Hamas Prime Minister of Gaza Ismail Haniyeh called for the opening of the Rafah border crossing permanently for the movement of both individuals and goods, on Wednesday.
Haniyeh said: “The call to open the Rafah border crossing comes out of love for Egypt and recognition of its historic role in supporting the Palestinian cause,” state-run MENA reported.
On 29, 30 and 31 March Egyptian authorities opened the border crossing before humanitarian cases. During those three days, the crossing was opened in both directions, enabling more than 2,200 people to leave the strip and 400 to enter, according to figures from the latest report by the United Nations Office for Coordination of Humanitarian Affairs.
This was the first time the crossing was opened for humanitarian cases in 51 days; since 6 February, travel through the crossing was restricted to pilgrims going to Mecca only.
There remain thousands of people inside the strip who need to cross into or travel through Egypt, including students who study abroad, people who work and live outside Gaza and those with serious health conditions. The border crossing is considered the strip’s primary entry and exit point.
While touring the sites of Qatari grant projects in the strip, Haniyeh thanked Egypt for facilitating the entry of construction material into the strip. On 10 March, Egypt permitted nine truckloads of building materials to enter the strip as part of a Qatari aid package to help with the reconstruction of the Palestinian territory.
Egypt’s relations with both Gaza’s ruling party, Hamas, and with Qatar have become increasingly strained.

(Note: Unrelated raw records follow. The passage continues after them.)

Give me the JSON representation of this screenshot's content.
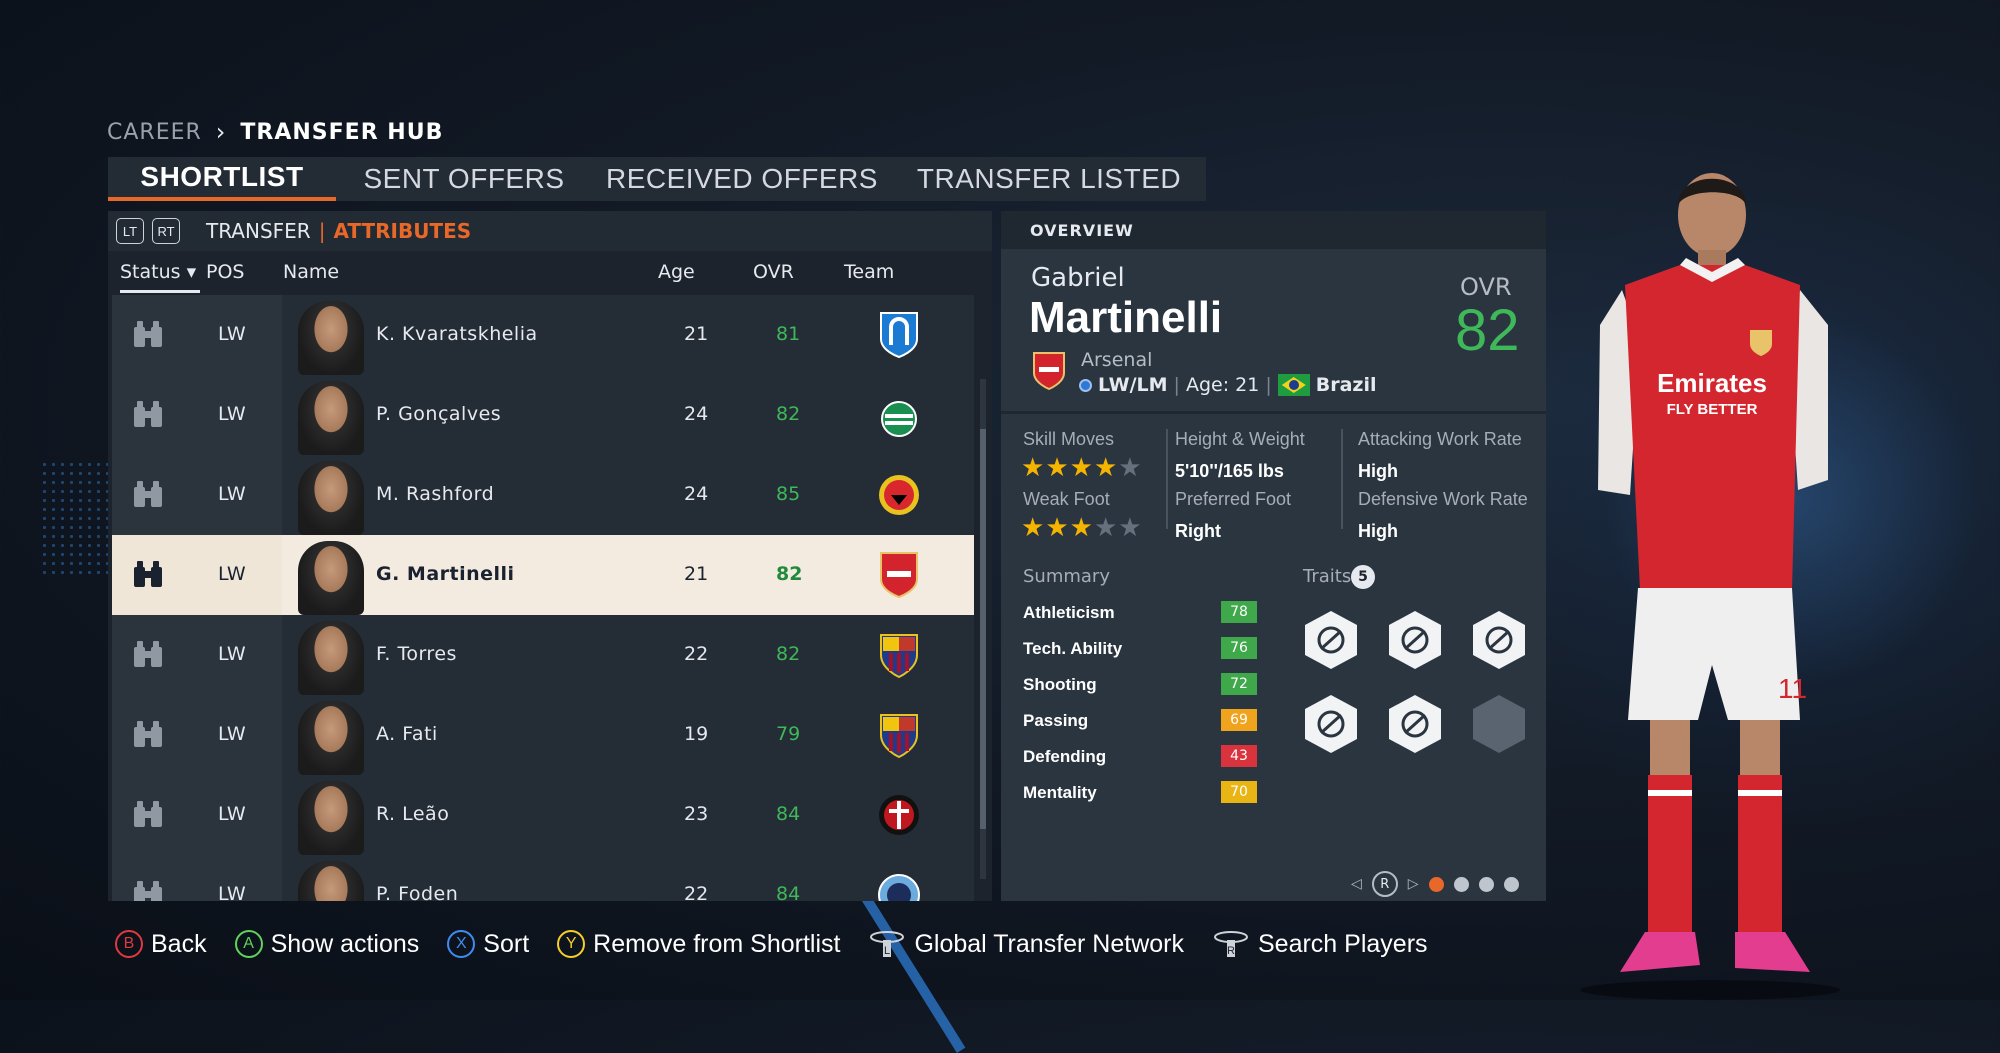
{
  "breadcrumb": {
    "parent": "CAREER",
    "separator": "›",
    "current": "TRANSFER HUB"
  },
  "tabs": [
    "SHORTLIST",
    "SENT OFFERS",
    "RECEIVED OFFERS",
    "TRANSFER LISTED"
  ],
  "subbar": {
    "lt": "LT",
    "rt": "RT",
    "transfer": "TRANSFER",
    "divider": "|",
    "attributes": "ATTRIBUTES"
  },
  "columns": {
    "status": "Status ▾",
    "pos": "POS",
    "name": "Name",
    "age": "Age",
    "ovr": "OVR",
    "team": "Team"
  },
  "players": [
    {
      "pos": "LW",
      "name": "K. Kvaratskhelia",
      "age": "21",
      "ovr": "81",
      "team": "napoli",
      "selected": false
    },
    {
      "pos": "LW",
      "name": "P. Gonçalves",
      "age": "24",
      "ovr": "82",
      "team": "sporting",
      "selected": false
    },
    {
      "pos": "LW",
      "name": "M. Rashford",
      "age": "24",
      "ovr": "85",
      "team": "man-united",
      "selected": false
    },
    {
      "pos": "LW",
      "name": "G. Martinelli",
      "age": "21",
      "ovr": "82",
      "team": "arsenal",
      "selected": true
    },
    {
      "pos": "LW",
      "name": "F. Torres",
      "age": "22",
      "ovr": "82",
      "team": "barcelona",
      "selected": false
    },
    {
      "pos": "LW",
      "name": "A. Fati",
      "age": "19",
      "ovr": "79",
      "team": "barcelona",
      "selected": false
    },
    {
      "pos": "LW",
      "name": "R. Leão",
      "age": "23",
      "ovr": "84",
      "team": "milan",
      "selected": false
    },
    {
      "pos": "LW",
      "name": "P. Foden",
      "age": "22",
      "ovr": "84",
      "team": "man-city",
      "selected": false
    }
  ],
  "overview": {
    "header": "OVERVIEW",
    "first_name": "Gabriel",
    "last_name": "Martinelli",
    "ovr_label": "OVR",
    "ovr": "82",
    "club": "Arsenal",
    "positions": "LW/LM",
    "age_text": "Age: 21",
    "separator": "|",
    "nationality": "Brazil",
    "skill_moves_label": "Skill Moves",
    "skill_moves_stars": 4,
    "weak_foot_label": "Weak Foot",
    "weak_foot_stars": 3,
    "height_weight_label": "Height & Weight",
    "height_weight": "5'10''/165 lbs",
    "preferred_foot_label": "Preferred Foot",
    "preferred_foot": "Right",
    "att_work_label": "Attacking Work Rate",
    "att_work": "High",
    "def_work_label": "Defensive Work Rate",
    "def_work": "High",
    "summary_label": "Summary",
    "stats": [
      {
        "name": "Athleticism",
        "value": "78",
        "color": "#3fa84a"
      },
      {
        "name": "Tech. Ability",
        "value": "76",
        "color": "#3fa84a"
      },
      {
        "name": "Shooting",
        "value": "72",
        "color": "#3fa84a"
      },
      {
        "name": "Passing",
        "value": "69",
        "color": "#f0a31c"
      },
      {
        "name": "Defending",
        "value": "43",
        "color": "#d9343d"
      },
      {
        "name": "Mentality",
        "value": "70",
        "color": "#e8b515"
      }
    ],
    "traits_label": "Traits",
    "traits_count": "5",
    "pager_button": "R"
  },
  "actions": [
    {
      "button": "B",
      "label": "Back"
    },
    {
      "button": "A",
      "label": "Show actions"
    },
    {
      "button": "X",
      "label": "Sort"
    },
    {
      "button": "Y",
      "label": "Remove from Shortlist"
    },
    {
      "button": "L",
      "label": "Global Transfer Network"
    },
    {
      "button": "R",
      "label": "Search Players"
    }
  ],
  "colors": {
    "accent": "#e8682a",
    "ovr_green": "#3fb85a",
    "panel": "#2a3540"
  }
}
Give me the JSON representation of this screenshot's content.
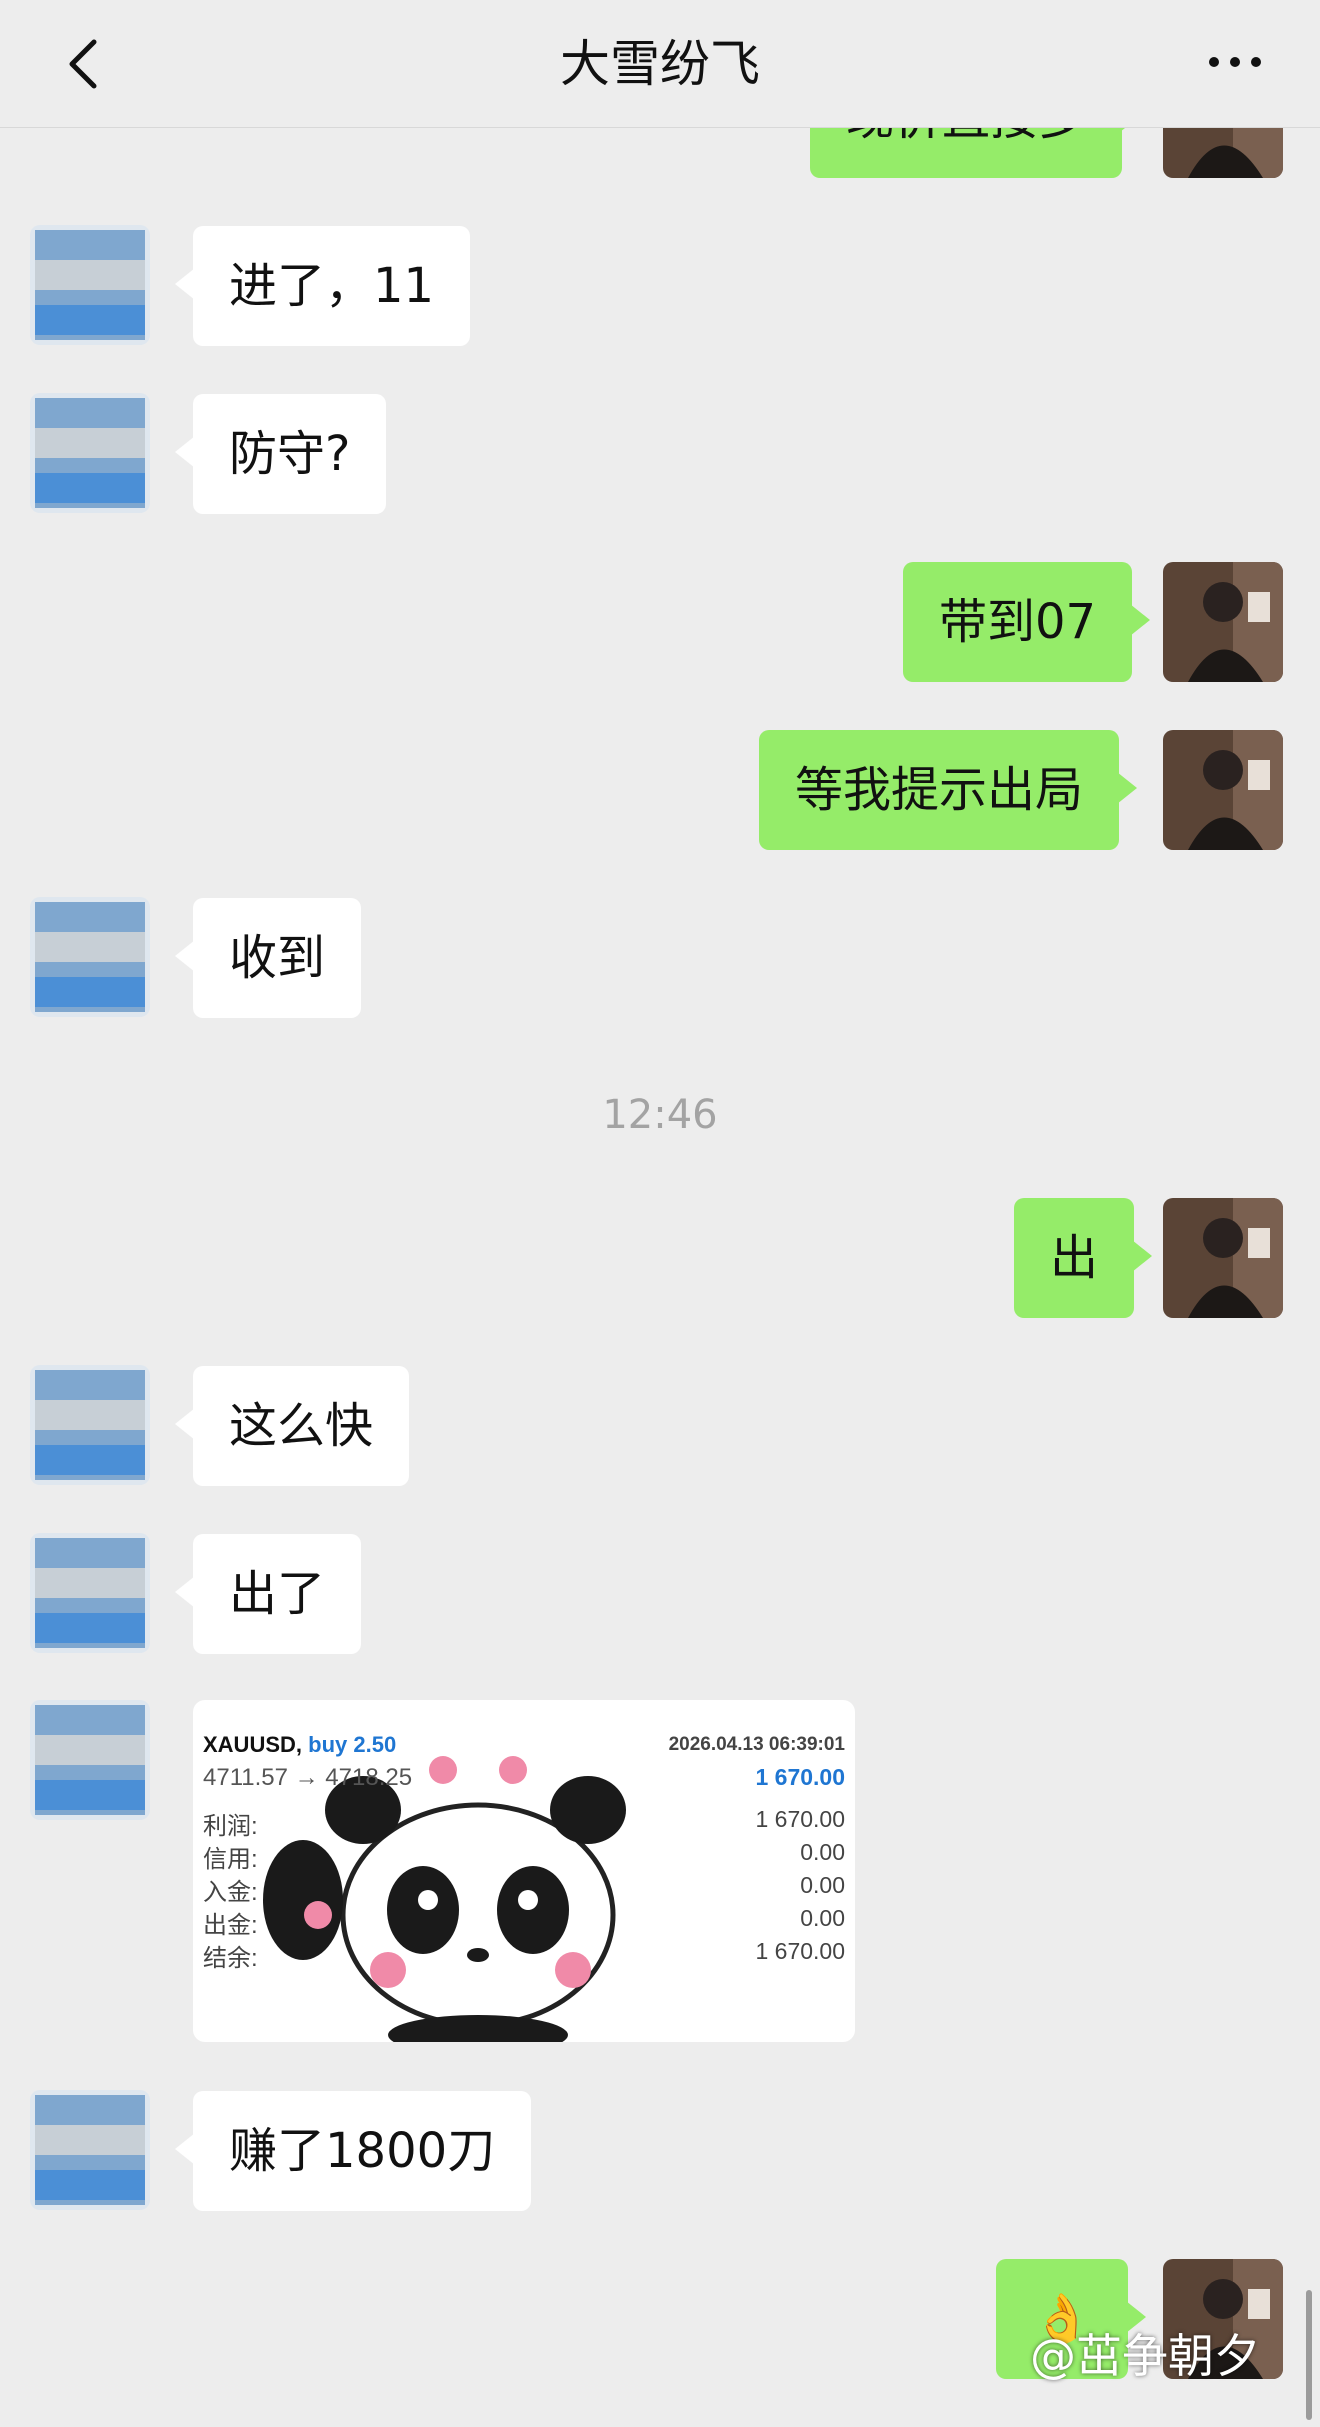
{
  "header": {
    "title": "大雪纷飞"
  },
  "timestamp": "12:46",
  "messages": [
    {
      "side": "self",
      "text": "现价直接多"
    },
    {
      "side": "other",
      "text": "进了，11"
    },
    {
      "side": "other",
      "text": "防守?"
    },
    {
      "side": "self",
      "text": "带到07"
    },
    {
      "side": "self",
      "text": "等我提示出局"
    },
    {
      "side": "other",
      "text": "收到"
    },
    {
      "side": "self",
      "text": "出"
    },
    {
      "side": "other",
      "text": "这么快"
    },
    {
      "side": "other",
      "text": "出了"
    },
    {
      "side": "other",
      "text": "赚了1800刀"
    },
    {
      "side": "self",
      "text": "👌"
    }
  ],
  "trade": {
    "symbol": "XAUUSD,",
    "side": "buy 2.50",
    "datetime": "2026.04.13 06:39:01",
    "prices": "4711.57 → 4718.25",
    "profit_top": "1 670.00",
    "rows": [
      {
        "label": "利润:",
        "value": "1 670.00"
      },
      {
        "label": "信用:",
        "value": "0.00"
      },
      {
        "label": "入金:",
        "value": "0.00"
      },
      {
        "label": "出金:",
        "value": "0.00"
      },
      {
        "label": "结余:",
        "value": "1 670.00"
      }
    ]
  },
  "watermark": "@茁争朝夕",
  "colors": {
    "self_bubble": "#95ec69",
    "other_bubble": "#ffffff",
    "background": "#ededed",
    "accent_blue": "#1f76d2"
  },
  "icons": {
    "back": "chevron-left-icon",
    "more": "more-dots-icon"
  }
}
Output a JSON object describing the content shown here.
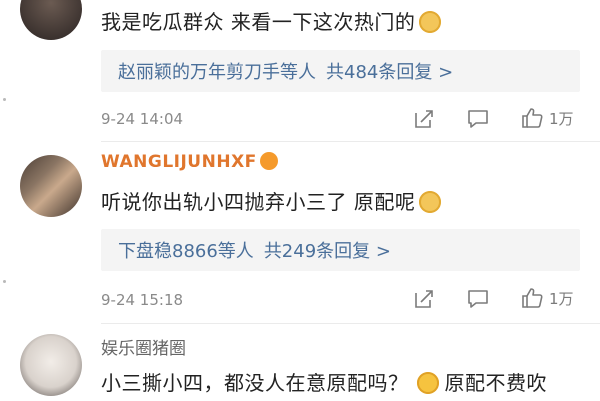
{
  "comments": [
    {
      "text": "我是吃瓜群众 来看一下这次热门的",
      "reply_names": "赵丽颖的万年剪刀手等人",
      "reply_count": "共484条回复 >",
      "time": "9-24 14:04",
      "likes": "1万"
    },
    {
      "username": "WANGLIJUNHXF",
      "text": "听说你出轨小四抛弃小三了 原配呢",
      "reply_names": "下盘稳8866等人",
      "reply_count": "共249条回复 >",
      "time": "9-24 15:18",
      "likes": "1万"
    },
    {
      "username": "娱乐圈猪圈",
      "text_part1": "小三撕小四，都没人在意原配吗？",
      "text_part2": "原配不费吹"
    }
  ],
  "icons": {
    "share": "share-icon",
    "comment": "comment-icon",
    "like": "thumbs-up-icon",
    "emoji_doge": "doge-emoji-icon",
    "emoji_laugh": "laugh-cry-emoji-icon",
    "vip": "vip-badge-icon"
  },
  "colors": {
    "link": "#4a6f9a",
    "username_orange": "#e0762d",
    "meta_gray": "#8a8a8a"
  }
}
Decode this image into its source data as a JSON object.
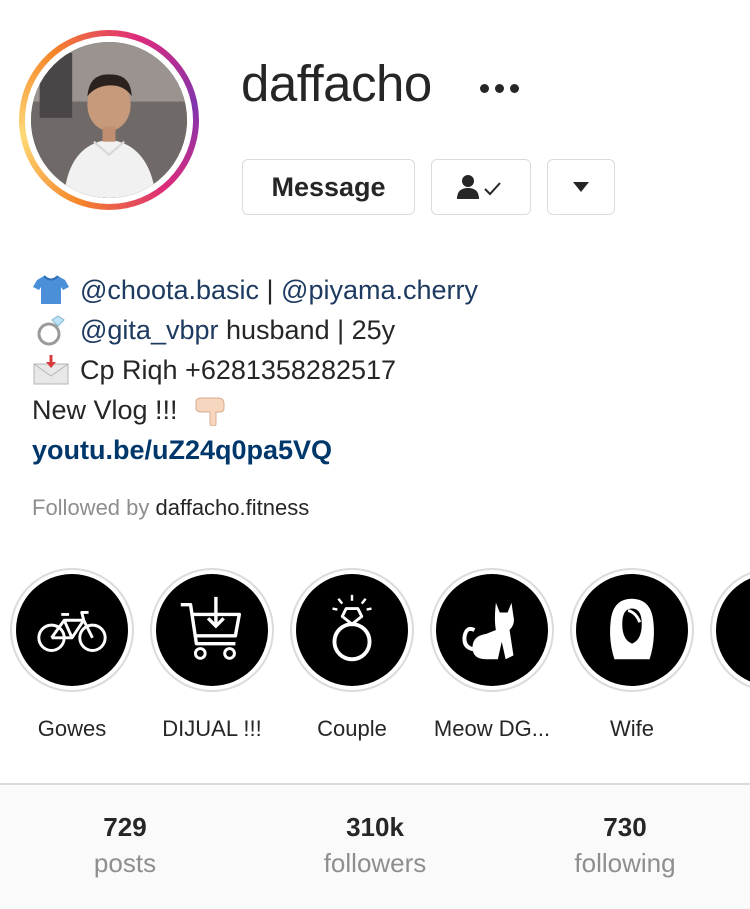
{
  "profile": {
    "username": "daffacho",
    "more_icon": "more-horizontal-icon",
    "avatar_icon": "profile-photo"
  },
  "actions": {
    "message_label": "Message",
    "follow_icon": "person-check-icon",
    "dropdown_icon": "caret-down-icon"
  },
  "bio": {
    "line1": {
      "emoji": "shirt",
      "mention_a": "@choota.basic",
      "sep": " | ",
      "mention_b": "@piyama.cherry"
    },
    "line2": {
      "emoji": "ring",
      "mention": "@gita_vbpr",
      "text": " husband | 25y"
    },
    "line3": {
      "emoji": "envelope-arrow",
      "text": "Cp Riqh +6281358282517"
    },
    "line4": {
      "text": "New Vlog !!!",
      "emoji": "pointing-down"
    },
    "link": "youtu.be/uZ24q0pa5VQ"
  },
  "followed_by": {
    "prefix": "Followed by",
    "name": "daffacho.fitness"
  },
  "highlights": [
    {
      "label": "Gowes",
      "icon": "bicycle-icon"
    },
    {
      "label": "DIJUAL !!!",
      "icon": "shopping-cart-icon"
    },
    {
      "label": "Couple",
      "icon": "diamond-ring-icon"
    },
    {
      "label": "Meow DG...",
      "icon": "cat-icon"
    },
    {
      "label": "Wife",
      "icon": "woman-silhouette-icon"
    }
  ],
  "stats": {
    "posts": {
      "value": "729",
      "label": "posts"
    },
    "followers": {
      "value": "310k",
      "label": "followers"
    },
    "following": {
      "value": "730",
      "label": "following"
    }
  },
  "colors": {
    "text": "#262626",
    "muted": "#8e8e8e",
    "link": "#00376b",
    "border": "#dbdbdb"
  }
}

Since the ouster of former president Mohamed Morsi in July, Egyptian authorities subjected the Rafah border crossing to repeated shutdowns, which lasted for longer and longer stretches as time went by. This signaled the beginning of the deterioration of Cairo-Hamas ties.
The months following Morsi’s ouster also witnessed an intensified crackdown on illegal underground tunneling, which added more restrictions to movement and hampered the entry of goods to the strip, including food, medicine, fuel and building materials. The tunnels are a vital lifeline for citizens of the Gaza Strip.
The ouster of Morsi was also followed by media reports linking Hamas to internal strife in Egypt and to insurgency in Sinai, which put a further strain on Egypt-Hamas ties. Hamas has denied any involvement in Egyptian internal affairs.
Official charges were brought against Morsi and other Brotherhood figures on 18 December, accusing them of taking part in a “plot” organised by a number of foreign parties — including Hamas — to incite “violence inside Egypt to create a state of ultimate chaos”.
An Egyptian court recently ruled to temporarily ban the activities of Hamas inside Egypt and ordered the seizure of their offices. Hamas strongly condemned the ruling, describing it as “unjustified” and “based on fabrications and false news”. It considers the decision a political one.